Güneşle Soğutma

Geleneksel soğutma sistemleri, genellikle elektrikle çalışıyor. Bunun pek çok dezavantajı var: primer enerji tüketimini artırıyor, bu ise çok yüksek bir maliyet getiriyor. Ayrıca bu sistemlerin çoğu, çevreye zararlı etkileri bulunan soğutucu akışkanlar kullanıyor. Bu dezavantajlara karşı neler yapılıyor? Enerji verimliliği düşük olmayan yeni soğutucu akışkanlar üzerinde çalışılıyor ve alternatif enerji kullanan sistemler geliştiriliyor.

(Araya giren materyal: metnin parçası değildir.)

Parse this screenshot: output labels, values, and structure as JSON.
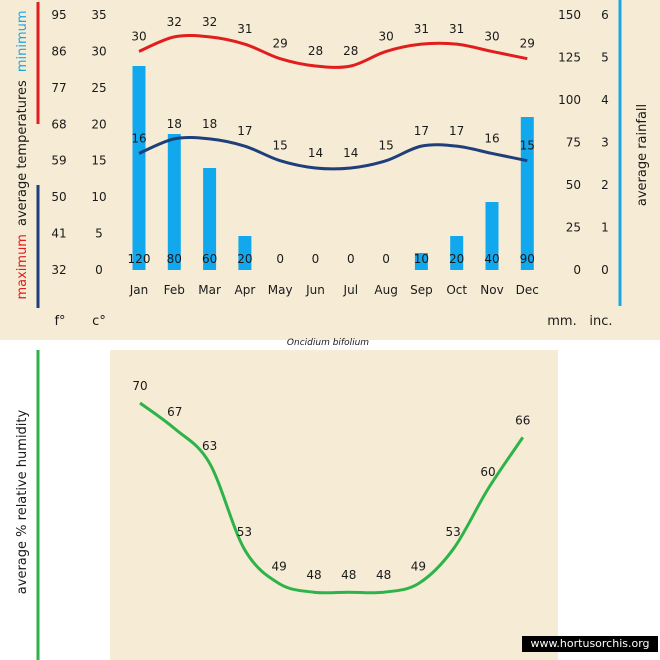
{
  "colors": {
    "max_line": "#e11d1d",
    "min_line": "#1f3f7a",
    "bars": "#12a8ee",
    "humidity_line": "#2db34a",
    "rain_axis_line": "#1aa7e6",
    "text": "#1a1a1a"
  },
  "chart_data": [
    {
      "type": "bar+line",
      "title": "Oncidium bifolium",
      "categories": [
        "Jan",
        "Feb",
        "Mar",
        "Apr",
        "May",
        "Jun",
        "Jul",
        "Aug",
        "Sep",
        "Oct",
        "Nov",
        "Dec"
      ],
      "series": [
        {
          "name": "maximum",
          "axis": "celsius",
          "kind": "line",
          "values": [
            30,
            32,
            32,
            31,
            29,
            28,
            28,
            30,
            31,
            31,
            30,
            29
          ]
        },
        {
          "name": "minimum",
          "axis": "celsius",
          "kind": "line",
          "values": [
            16,
            18,
            18,
            17,
            15,
            14,
            14,
            15,
            17,
            17,
            16,
            15
          ]
        },
        {
          "name": "average rainfall",
          "axis": "mm",
          "kind": "bar",
          "values": [
            120,
            80,
            60,
            20,
            0,
            0,
            0,
            0,
            10,
            20,
            40,
            90
          ]
        }
      ],
      "axes": {
        "fahrenheit": {
          "ticks": [
            "95",
            "86",
            "77",
            "68",
            "59",
            "50",
            "41",
            "32"
          ],
          "unit_label": "f°"
        },
        "celsius": {
          "range": [
            0,
            35
          ],
          "ticks": [
            "35",
            "30",
            "25",
            "20",
            "15",
            "10",
            "5",
            "0"
          ],
          "unit_label": "c°"
        },
        "mm": {
          "range": [
            0,
            150
          ],
          "ticks": [
            "150",
            "125",
            "100",
            "75",
            "50",
            "25",
            "0"
          ],
          "unit_label": "mm."
        },
        "inches": {
          "ticks": [
            "6",
            "5",
            "4",
            "3",
            "2",
            "1",
            "0"
          ],
          "unit_label": "inc."
        }
      },
      "left_title": {
        "maximum": "maximum",
        "average_temperatures": "average  temperatures",
        "minimum": "minimum"
      },
      "right_title": "average rainfall"
    },
    {
      "type": "line",
      "categories": [
        "Jan",
        "Feb",
        "Mar",
        "Apr",
        "May",
        "Jun",
        "Jul",
        "Aug",
        "Sep",
        "Oct",
        "Nov",
        "Dec"
      ],
      "series": [
        {
          "name": "average % relative humidity",
          "values": [
            70,
            67,
            63,
            53,
            49,
            48,
            48,
            48,
            49,
            53,
            60,
            66
          ]
        }
      ],
      "ylabel": "average %  relative humidity"
    }
  ],
  "watermark": "www.hortusorchis.org"
}
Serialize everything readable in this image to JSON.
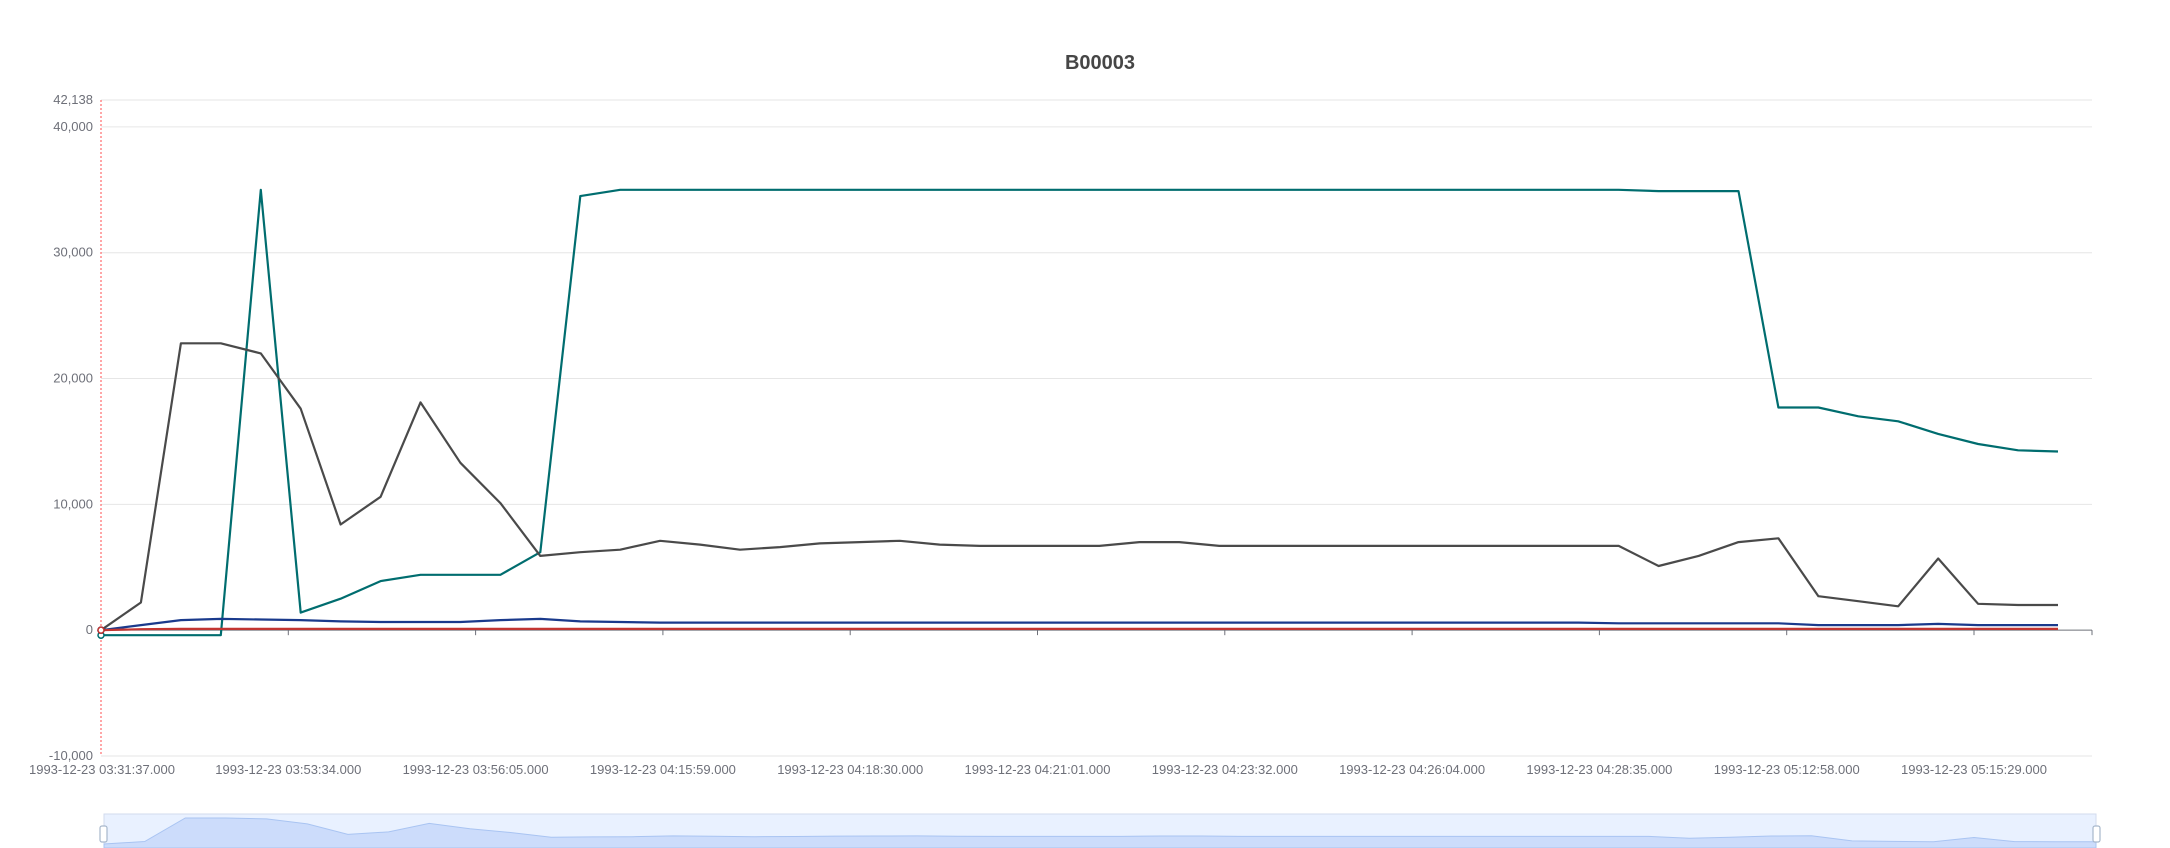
{
  "chart_data": {
    "type": "line",
    "title": "B00003",
    "xlabel": "",
    "ylabel": "",
    "ylim": [
      -10000,
      42138
    ],
    "y_ticks": [
      "42,138",
      "40,000",
      "30,000",
      "20,000",
      "10,000",
      "0",
      "-10,000"
    ],
    "x_tick_labels": [
      "1993-12-23 03:31:37.000",
      "1993-12-23 03:53:34.000",
      "1993-12-23 03:56:05.000",
      "1993-12-23 04:15:59.000",
      "1993-12-23 04:18:30.000",
      "1993-12-23 04:21:01.000",
      "1993-12-23 04:23:32.000",
      "1993-12-23 04:26:04.000",
      "1993-12-23 04:28:35.000",
      "1993-12-23 05:12:58.000",
      "1993-12-23 05:15:29.000"
    ],
    "grid": true,
    "legend": "none",
    "data_zoom": true,
    "series": [
      {
        "color": "#006d6f",
        "values": [
          -400,
          -400,
          -400,
          -400,
          35000,
          1400,
          2500,
          3900,
          4400,
          4400,
          4400,
          6200,
          34500,
          35000,
          35000,
          35000,
          35000,
          35000,
          35000,
          35000,
          35000,
          35000,
          35000,
          35000,
          35000,
          35000,
          35000,
          35000,
          35000,
          35000,
          35000,
          35000,
          35000,
          35000,
          35000,
          35000,
          35000,
          35000,
          35000,
          34900,
          34900,
          34900,
          17700,
          17700,
          17000,
          16600,
          15600,
          14800,
          14300,
          14200
        ]
      },
      {
        "color": "#4a4a4a",
        "values": [
          0,
          2200,
          22800,
          22800,
          22000,
          17600,
          8400,
          10600,
          18100,
          13300,
          10100,
          5900,
          6200,
          6400,
          7100,
          6800,
          6400,
          6600,
          6900,
          7000,
          7100,
          6800,
          6700,
          6700,
          6700,
          6700,
          7000,
          7000,
          6700,
          6700,
          6700,
          6700,
          6700,
          6700,
          6700,
          6700,
          6700,
          6700,
          6700,
          5100,
          5900,
          7000,
          7300,
          2700,
          2300,
          1900,
          5700,
          2100,
          2000,
          2000
        ]
      },
      {
        "color": "#1a3a8c",
        "values": [
          0,
          400,
          800,
          900,
          850,
          800,
          700,
          650,
          650,
          650,
          800,
          900,
          700,
          650,
          600,
          600,
          600,
          600,
          600,
          600,
          600,
          600,
          600,
          600,
          600,
          600,
          600,
          600,
          600,
          600,
          600,
          600,
          600,
          600,
          600,
          600,
          600,
          600,
          550,
          550,
          550,
          550,
          550,
          400,
          400,
          400,
          500,
          400,
          400,
          400
        ]
      },
      {
        "color": "#c23531",
        "values": [
          0,
          80,
          100,
          100,
          100,
          100,
          100,
          100,
          100,
          100,
          100,
          100,
          100,
          100,
          100,
          100,
          100,
          100,
          100,
          100,
          100,
          100,
          100,
          100,
          100,
          100,
          100,
          100,
          100,
          100,
          100,
          100,
          100,
          100,
          100,
          100,
          100,
          100,
          100,
          100,
          100,
          100,
          100,
          100,
          100,
          100,
          100,
          100,
          100,
          100
        ]
      }
    ]
  }
}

Bu süreçte devreye güneş enerjisi giriyor. Güneş, artık yapıların hem ısıtılmasında hem de soğutulmasında kullanılıyor. Soğutma ihtiyacının en yüksek olduğunda, güneş de en etkin olduğu döneminde. Yani soğutma ihtiyacını karşılayacak en iyi performansı gösterebilir. Üstelik güneş enerjisiyle soğutma sistemleri su, tuzlu su veya benzeri zararsız akışkanlarla çalışır, bu yönüyle de çevre dostudur. Soğutulmuş su kullanan sistemlerde primer enerjiden % 40-60 arasında, muazzam bir tasarruf söz konusudur. Bu, elektrik şebekesindeki -özellikle çok sıcak günlerdeki- büyük yükü de azaltır. Güneş enerjili ısıtma ve soğutma sistemini atık ısıyı değerlendirebilecek bir sistemle entegre edebilirsek olabildiğince çevre dostu ve ekonomik bir yapı kurmuş oluruz.

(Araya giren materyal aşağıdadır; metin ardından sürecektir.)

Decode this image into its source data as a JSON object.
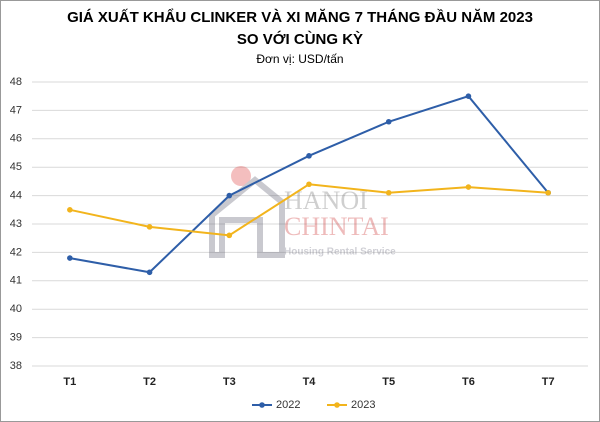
{
  "chart_data": {
    "type": "line",
    "title": "GIÁ XUẤT KHẨU CLINKER VÀ XI MĂNG 7 THÁNG ĐẦU NĂM 2023",
    "subtitle": "SO VỚI CÙNG KỲ",
    "unit": "Đơn vị: USD/tấn",
    "categories": [
      "T1",
      "T2",
      "T3",
      "T4",
      "T5",
      "T6",
      "T7"
    ],
    "series": [
      {
        "name": "2022",
        "color": "#2e5ea8",
        "values": [
          41.8,
          41.3,
          44.0,
          45.4,
          46.6,
          47.5,
          44.1
        ]
      },
      {
        "name": "2023",
        "color": "#f2b41c",
        "values": [
          43.5,
          42.9,
          42.6,
          44.4,
          44.1,
          44.3,
          44.1
        ]
      }
    ],
    "ylim": [
      38,
      48
    ],
    "yticks": [
      38,
      39,
      40,
      41,
      42,
      43,
      44,
      45,
      46,
      47,
      48
    ],
    "grid": true,
    "watermark": [
      "HANOI",
      "CHINTAI",
      "Housing Rental Service"
    ]
  }
}
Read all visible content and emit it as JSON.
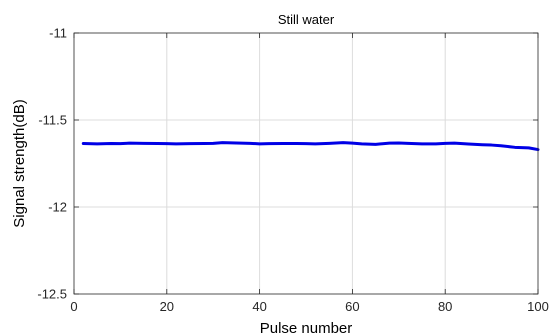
{
  "chart_data": {
    "type": "line",
    "title": "Still water",
    "xlabel": "Pulse number",
    "ylabel": "Signal strength(dB)",
    "xlim": [
      0,
      100
    ],
    "ylim": [
      -12.5,
      -11
    ],
    "xticks": [
      0,
      20,
      40,
      60,
      80,
      100
    ],
    "yticks": [
      -12.5,
      -12,
      -11.5,
      -11
    ],
    "xtick_labels": [
      "0",
      "20",
      "40",
      "60",
      "80",
      "100"
    ],
    "ytick_labels": [
      "-12.5",
      "-12",
      "-11.5",
      "-11"
    ],
    "grid": true,
    "series": [
      {
        "color": "#0000e6",
        "x": [
          2,
          5,
          8,
          10,
          12,
          15,
          18,
          20,
          22,
          25,
          28,
          30,
          32,
          35,
          38,
          40,
          42,
          45,
          48,
          50,
          52,
          55,
          58,
          60,
          62,
          65,
          68,
          70,
          72,
          75,
          78,
          80,
          82,
          85,
          88,
          90,
          92,
          95,
          98,
          100
        ],
        "y": [
          -11.635,
          -11.637,
          -11.635,
          -11.636,
          -11.633,
          -11.634,
          -11.635,
          -11.636,
          -11.637,
          -11.636,
          -11.635,
          -11.634,
          -11.63,
          -11.632,
          -11.634,
          -11.637,
          -11.636,
          -11.635,
          -11.635,
          -11.636,
          -11.637,
          -11.634,
          -11.63,
          -11.633,
          -11.637,
          -11.64,
          -11.633,
          -11.632,
          -11.634,
          -11.637,
          -11.637,
          -11.634,
          -11.633,
          -11.638,
          -11.642,
          -11.644,
          -11.648,
          -11.657,
          -11.66,
          -11.67
        ]
      }
    ]
  }
}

Her ne kadar güneş enerjisiyle soğutmanın büyük bir potansiyeli varsa da şimdilik yüksek yatırım maliyetleri önemli bir engel teşkil ediyor. Geleneksel soğutma sistemleri ile karşılaştıracak olursak, ilk yatırımda aşağı yukarı 2-2.5 kat daha yüksek, ayrıca güneş enerjisi ile soğutma sistemlerinin yıllık işletim giderleri de hala geleneksel sistemlere kıyasla 1.2-1.5 kat daha fazla. fiimdiye kadar, güneş enerjili büyük hacimli soğutma sistemleri başarıyla çalıştı; ancak, evsel kullanımlı küçük sistemler hala geliştirilme sürecinde. Hali hazırda Avrupa’da işletmede bulunan 120 büyük hacimli sistem var.
Güneş enerjisi ile soğutmanın sahip olduğu büyük potansiyelin hayata geçirilmesi için sadece maliyetlerinin kabul edilebilir seviyelere inebilmesi bekleniyor.